Era uma verdadeira dor que assolava o coração de Hua Cheng, de ser rejeitado pelo que era. Estaria disposto a viver usando disfarces, mudando sua figura corporal para se aproximar de Xie Lian a todo custo. Mas, no fundo, sentia tristeza de imaginar que seu amado não o amaria por quem ele de fato era.

- Claro. Independente do gênero, da forma, de qualquer coisa, San Lang sempre será San Lang. Só isso importa.

Aquelas palavras acolhiam e dissolviam a insegurança que fazia morada por dentro de Hua Cheng. Xie Lian sempre foi assim: o porto seguro, o colo quando parecia desabar. Não havia motivo para temer.

- Aliás! – O rosto de Xie Lian estava já bastante corado de bebida e, por causa da intensidade da conversa, parece que San Lang deixou de prestar atenção no quanto o marido estava bebendo. – A gente deveria fazer isso um dia. Deveríamos nos transformar em mulheres, experimentar. Estamos casados, somos livres.
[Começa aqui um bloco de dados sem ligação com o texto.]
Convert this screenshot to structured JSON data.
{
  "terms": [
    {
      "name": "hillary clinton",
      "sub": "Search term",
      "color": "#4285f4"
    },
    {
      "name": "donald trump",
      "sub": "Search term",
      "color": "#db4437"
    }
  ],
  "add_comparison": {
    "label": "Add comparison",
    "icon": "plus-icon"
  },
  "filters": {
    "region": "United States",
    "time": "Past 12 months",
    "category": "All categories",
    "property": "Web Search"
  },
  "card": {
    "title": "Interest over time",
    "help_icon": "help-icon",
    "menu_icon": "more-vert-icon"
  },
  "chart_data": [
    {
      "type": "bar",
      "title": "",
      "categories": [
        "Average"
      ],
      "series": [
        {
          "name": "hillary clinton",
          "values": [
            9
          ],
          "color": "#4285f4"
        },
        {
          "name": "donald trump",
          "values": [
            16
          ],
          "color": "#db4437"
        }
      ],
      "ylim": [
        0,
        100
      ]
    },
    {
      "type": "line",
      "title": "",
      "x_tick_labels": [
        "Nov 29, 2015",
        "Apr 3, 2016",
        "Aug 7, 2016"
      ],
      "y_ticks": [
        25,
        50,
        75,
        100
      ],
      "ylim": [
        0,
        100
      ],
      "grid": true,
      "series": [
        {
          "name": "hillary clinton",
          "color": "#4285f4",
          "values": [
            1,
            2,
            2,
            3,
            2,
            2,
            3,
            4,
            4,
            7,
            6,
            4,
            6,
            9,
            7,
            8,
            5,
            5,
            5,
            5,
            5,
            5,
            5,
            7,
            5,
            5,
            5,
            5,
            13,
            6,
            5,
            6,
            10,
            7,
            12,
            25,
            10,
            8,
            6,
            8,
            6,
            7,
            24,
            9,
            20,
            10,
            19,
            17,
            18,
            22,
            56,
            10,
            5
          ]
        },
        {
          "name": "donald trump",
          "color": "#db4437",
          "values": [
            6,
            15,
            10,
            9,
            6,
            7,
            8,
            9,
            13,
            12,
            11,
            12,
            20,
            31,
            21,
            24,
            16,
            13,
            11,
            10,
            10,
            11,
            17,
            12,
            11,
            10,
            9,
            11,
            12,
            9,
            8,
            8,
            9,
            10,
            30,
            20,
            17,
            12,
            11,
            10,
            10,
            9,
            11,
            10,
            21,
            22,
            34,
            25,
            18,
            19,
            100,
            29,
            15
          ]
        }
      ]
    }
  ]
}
Podemos viver o que quisermos na nossa relação. Sim, eu vou te provar que eu te amo mesmo quando você for uma mulher!

A sobrancelha de Hua Cheng se levantou em um misto de curiosidade e choque.

- Então está bem. – O Rei Fantasma pegou um pouco da bebida para acompanhar o marido. – Eu sempre me lembro muito bem de todas as palavras de Sua Alteza.

Por fim brindaram a luz das estrelas.